Мы с ним двое взрослых, тут уж ничего не поделаешь.
- Может быть, баба? - спрашиваю я.
- Бабы нет... Я прослеживал. Нету. Так пьет... - Борька устало вздыхает, потихоньку продолжает, сидя сгорбившись, уставясь в пол: - Вафлю найти? Пожалуй, можно, если только сразу. А то его дружки утянут куда подальше. Скорее всего, он ночует в доме, где раньше. Вафля и меня уговаривал, чтоб с ним на Украину, в Крым... только весной.
- А ты ему что же?
- Этих-то куда девать?
- А то бы уехал?
- Не знаю, надоело. Устал я, что ли...
- Обовшивели без меня?
- Ничего. Я их в баню таскаю. В санпропускник железнодорожный нас пускают.
- А Катьку?
- Вожу в женский день. Подсуну каким бабам прямо у входа. Они ее там моют, чешут, а она еще перед ними важничает - вы, говорит, поскорей, мне некогда, меня там папа дожидает... Это я, значит... Бабы покатываются: "Кто же он есть-то, папа твой?" А Катька: "Как кто? Машинист, говорит. Он на паровозе ездит!.."
Громадный угловой дом в двух шагах от Невского, семь этажей голого красного кирпича. Стройка замерла, как только объявили войну... Он простоял всю войну, все годы революции, к нему привыкли, только растащили леса на дрова - и в доме завелись беспризорники. Их редко кто видел, просто известно было, что завелись и завладели подвалами, подземными переходами, и по вечерам одинокие пешеходы старались обходить дом по другой стороне улицы - всякие страшные слухи ходили.

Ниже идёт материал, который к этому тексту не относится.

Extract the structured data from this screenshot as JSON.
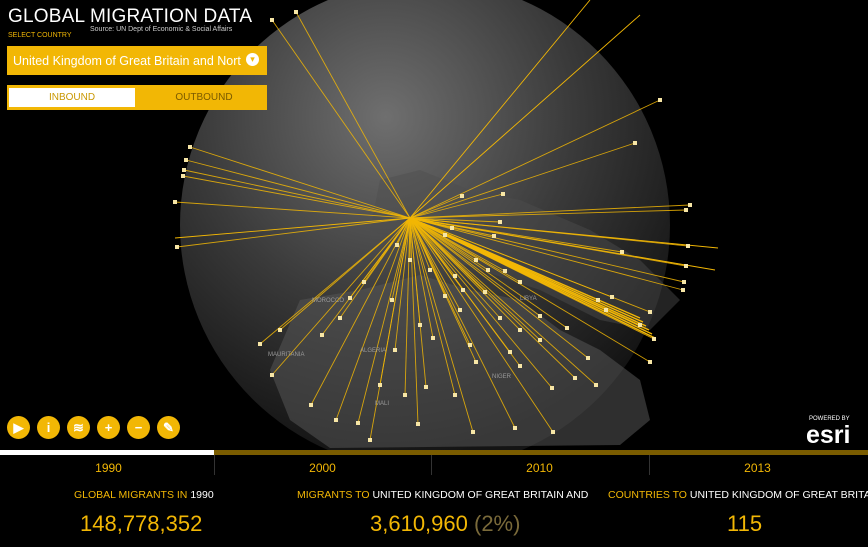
{
  "app": {
    "title": "GLOBAL MIGRATION DATA",
    "source": "Source: UN Dept of Economic & Social Affairs",
    "select_label": "SELECT COUNTRY",
    "selected_country": "United Kingdom of Great Britain and Nort"
  },
  "toggle": {
    "inbound": "INBOUND",
    "outbound": "OUTBOUND",
    "active": "inbound"
  },
  "map_labels": [
    "MOROCCO",
    "MAURITANIA",
    "ALGERIA",
    "MALI",
    "NIGER",
    "LIBYA"
  ],
  "tools": [
    {
      "name": "play-icon",
      "glyph": "▶"
    },
    {
      "name": "info-icon",
      "glyph": "i"
    },
    {
      "name": "layers-icon",
      "glyph": "≋"
    },
    {
      "name": "zoom-in-icon",
      "glyph": "+"
    },
    {
      "name": "zoom-out-icon",
      "glyph": "−"
    },
    {
      "name": "compass-icon",
      "glyph": "✎"
    }
  ],
  "branding": {
    "powered_by": "POWERED BY",
    "logo": "esri"
  },
  "timeline": {
    "years": [
      "1990",
      "2000",
      "2010",
      "2013"
    ],
    "selected": "1990",
    "progress": 0.246
  },
  "stats": {
    "global": {
      "label_a": "GLOBAL MIGRANTS IN",
      "label_b": "1990",
      "value": "148,778,352"
    },
    "migrants_to": {
      "label_a": "MIGRANTS TO",
      "label_b": "UNITED KINGDOM OF GREAT BRITAIN AND",
      "value": "3,610,960",
      "pct": "(2%)"
    },
    "countries_to": {
      "label_a": "COUNTRIES TO",
      "label_b": "UNITED KINGDOM OF GREAT BRITAIN AND",
      "value": "115"
    }
  },
  "colors": {
    "accent": "#f2b705",
    "background": "#000000"
  }
}
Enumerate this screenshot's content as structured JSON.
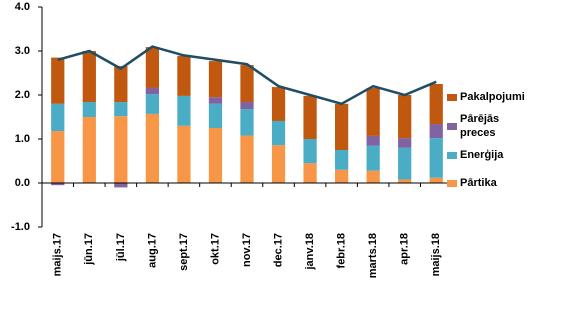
{
  "chart_data": {
    "type": "bar",
    "categories": [
      "maijs.17",
      "jūn.17",
      "jūl.17",
      "aug.17",
      "sept.17",
      "okt.17",
      "nov.17",
      "dec.17",
      "janv.18",
      "febr.18",
      "marts.18",
      "apr.18",
      "maijs.18"
    ],
    "series": [
      {
        "name": "Pārtika",
        "color": "#f79646",
        "values": [
          1.18,
          1.5,
          1.52,
          1.57,
          1.3,
          1.25,
          1.08,
          0.86,
          0.45,
          0.3,
          0.28,
          0.08,
          0.12
        ]
      },
      {
        "name": "Enerģija",
        "color": "#4bacc6",
        "values": [
          0.62,
          0.34,
          0.32,
          0.45,
          0.68,
          0.55,
          0.6,
          0.55,
          0.55,
          0.45,
          0.57,
          0.72,
          0.9
        ]
      },
      {
        "name": "Pārējās preces",
        "color": "#8064a2",
        "values": [
          -0.05,
          0,
          -0.1,
          0.14,
          0,
          0.15,
          0.16,
          0,
          0,
          0,
          0.22,
          0.22,
          0.32
        ]
      },
      {
        "name": "Pakalpojumi",
        "color": "#c0580f",
        "values": [
          1.05,
          1.16,
          0.82,
          0.93,
          0.91,
          0.82,
          0.84,
          0.77,
          0.98,
          1.05,
          1.09,
          0.98,
          0.91
        ]
      },
      {
        "type": "line",
        "color": "#1f4e64",
        "values": [
          2.8,
          3.0,
          2.6,
          3.1,
          2.9,
          2.8,
          2.7,
          2.2,
          2.0,
          1.8,
          2.2,
          2.0,
          2.3
        ]
      }
    ],
    "ylim": [
      -1,
      4
    ],
    "yticks": [
      {
        "value": -1,
        "label": "-1.0"
      },
      {
        "value": 0,
        "label": "0.0"
      },
      {
        "value": 1,
        "label": "1.0"
      },
      {
        "value": 2,
        "label": "2.0"
      },
      {
        "value": 3,
        "label": "3.0"
      },
      {
        "value": 4,
        "label": "4.0"
      }
    ],
    "grid": false
  }
}
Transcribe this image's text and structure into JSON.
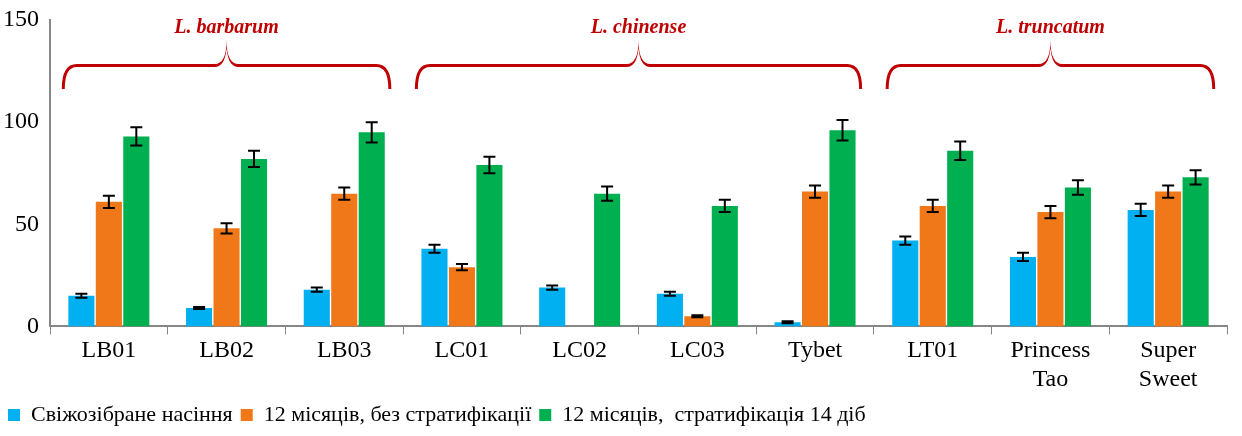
{
  "chart_data": {
    "type": "bar",
    "categories": [
      "LB01",
      "LB02",
      "LB03",
      "LC01",
      "LC02",
      "LC03",
      "Tybet",
      "LT01",
      "Princess Tao",
      "Super Sweet"
    ],
    "series": [
      {
        "name": "Свіжозібране насіння",
        "color": "#00b0f0",
        "values": [
          15,
          9,
          18,
          38,
          19,
          16,
          2,
          42,
          34,
          57
        ],
        "errors": [
          1,
          0.5,
          1,
          2,
          1,
          1,
          0.5,
          2,
          2,
          3
        ]
      },
      {
        "name": "12 місяців, без стратифікації",
        "color": "#f07818",
        "values": [
          61,
          48,
          65,
          29,
          null,
          5,
          66,
          59,
          56,
          66
        ],
        "errors": [
          3,
          2.5,
          3,
          1.5,
          null,
          0.5,
          3,
          3,
          3,
          3
        ]
      },
      {
        "name": "12 місяців,  стратифікація 14 діб",
        "color": "#00b050",
        "values": [
          93,
          82,
          95,
          79,
          65,
          59,
          96,
          86,
          68,
          73
        ],
        "errors": [
          4.5,
          4,
          5,
          4,
          3.5,
          3,
          5,
          4.5,
          3.5,
          3.5
        ]
      }
    ],
    "ylim": [
      0,
      150
    ],
    "yticks": [
      0,
      50,
      100,
      150
    ],
    "grid": false,
    "legend": "bottom",
    "annotations": [
      "L. barbarum",
      "L. chinense",
      "L. truncatum"
    ]
  }
}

Днем туда идти было бессмысленно - беспризорники расходились на промысел, а ночью - страшно. Я пошла с переулка, как Борька показал, под вечер, но еще засветло и спустилась в какой-то подвальный ход или темный коридор в фундаменте. Дошла до последней светлой точки - какой-то отдушины - через нее виден был снег во дворе и серость зимнего вечера, зажгла спичкой крученую бумажку, заранее приготовленную, спичек-то жалко было. Пошла, оглядываясь, чтобы не заблудиться; начались какие-то ходы, выложенные кирпичом своды, все белое от изморози, инея, и вдруг слышу, за спиной шепчутся, а бумажка, уже не первая, погасла.
Я хотела спокойно заговорить, а голос сорвался, слышу, в темноте подбираются все ближе, сдавленно дышат, да не впереди, а между мной и выходом. Я громко откашлялась, чувствую, они ждут, может быть, первого моего слова, чтоб все решить - хватить меня кирпичом по голове, готовы рассвирепеть, впасть в истерику со страху - у них это просто. Я как-то все это почувствовала и сказала негромко:
- Эй, вы! Дело есть!
Задышали посвободней, а молчат.
Понемногу завязался такой разговор: я просила, чтоб мне позвали Вафлю, а подростковый, с баса на петуха ломающийся и тем особенно мерзкий голос из темноты на каждое слово тотчас же отвечал мне без запинки матерщиной, дурацкими похабно-бессмысленными приговорками, все в рифму, а детские сипатые голоса выжидательно хихикали, вымученно, вроде со злорадством. Эти присказки были деревенские, сразу можно было узнать.
Я вслух усмехнулась и равнодушно спросила:
- Ребята, а кроме этого деревенского, никого у вас нет? - и попала. Он и вправду был деревенский, и то, что я это узнала, как-то его морально принижало перед городскими шпанятами - он заругался уже не в лад, бессмысленно, и чей-то голос мне ответил наконец:
- Какую тебе еще вафлю?.. Вафлюя, что ли?
- Ну, Вафлюя.
- А тебе на что? Он утопился!
Другие поддержали: наперебой сообщили разные варианты - в бочке с чем именно он утопился, соленым огурцом застрелился, с какого моста сиганул, и на чем удавился, и каким способом сумел набить себя порохом, чтоб взорваться.